According to Ms Rita Irina Wahab, Huawei Malaysia's Vice President of Public Affairs and Communications, the COVID 19 pandemic prompted even more widespread use of the internet, with technology infiltrating more and more facets of daily life and business. Digitalisation has become a necessity rather than a luxury.
“Along with the benefits this has brought, this accelerated digitalisation has also placed governments, businesses, organisations, and individuals in more vulnerable positions - making them more susceptible to cyber attacks,” she said.
As a result, the nature of cyber attacks has evolved, and hackers now have access to a wide range of potentially valuable information, including sensitive and confidential data.
Ms Rita provided a statistic from the World Economic Forum, stating that sharing threat intelligence is a vital method for government and industry to collaborate in the fight against cybercrime. “Governments and companies have different sources of information, insight, and intelligence, pulling them in a timely and strategic manner will create a clearer and more current picture of cyber threats,” she added.
This information can also be used to replicate this throughout countries in the region to combat cyber attacks. Such activities are beneficial but information sharing is insufficiently consistent and timely. All of this is built on the foundation of trust.
"Since there is no overarching single authority that governs or polices internet communities," Ms Rita explained, "it is up to us, the corporate sector, business leaders and the government, to create an environment of trust that ensures the validity of the digital economy."
To do so, it is necessary to comprehend the role of cybersecurity in establishing a digital economy, how businesses and governments can prepare for the future, how mutual trust can be established, the opportunity and impact of innovative technologies on the economy, and the role of public-private partnerships in establishing a vibrant and trustworthy digital economy.

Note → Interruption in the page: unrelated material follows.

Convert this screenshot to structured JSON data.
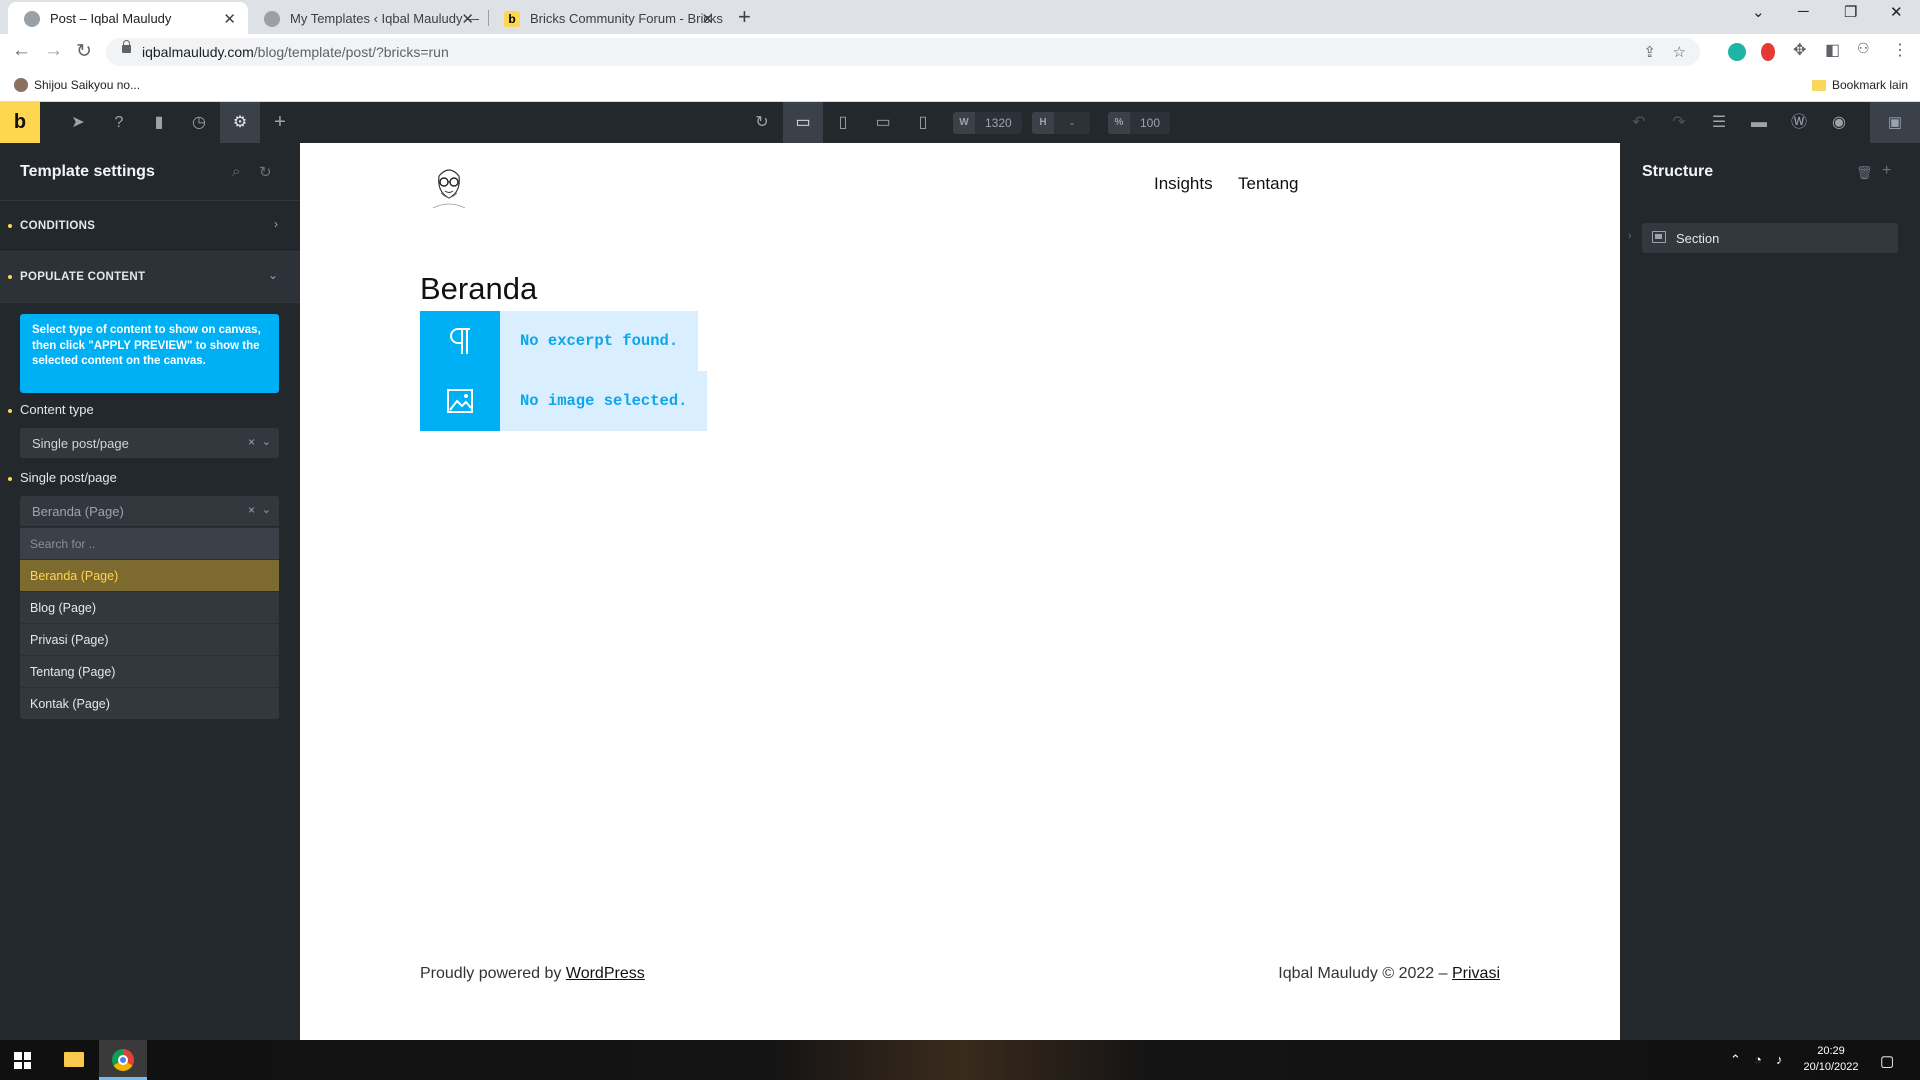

“Trust is something that we can no longer take for granted. We understand that now our digital age has made it harder and it's more difficult to know who to trust, and whom to trust. Trust must be built link by link, taking into account the importance of governance integrity and innovation in building trust," said Mr Mohamed Anwer Mohamed Yusoff, Head, Industry and Business Development, CyberSecurity Malaysia.
Mr Paul Michael Scanlan, Chief Technology Officer, Carrier Network Business Group, Huawei Technologies Co. Ltd, who was also in attendance at the webinar, stated that trust can be built via education and collaboration.
“If you want to grow the economy and transform industries, you need three things: Education, collaboration and building mutual trust. Education because there’s a lot of misinformation around and we lack consistent information that would allow people to make the right decisions. Once we have that, we need collaborations across a multitude of players,” he said.
He went on to say that in a digital and smart world powered by 5G, the cloud and AI, a safe and reliable cyberspace is critical to the nation's economy and people's livelihoods. As a result, increasing cyber resilience is critical, and it must be proactive.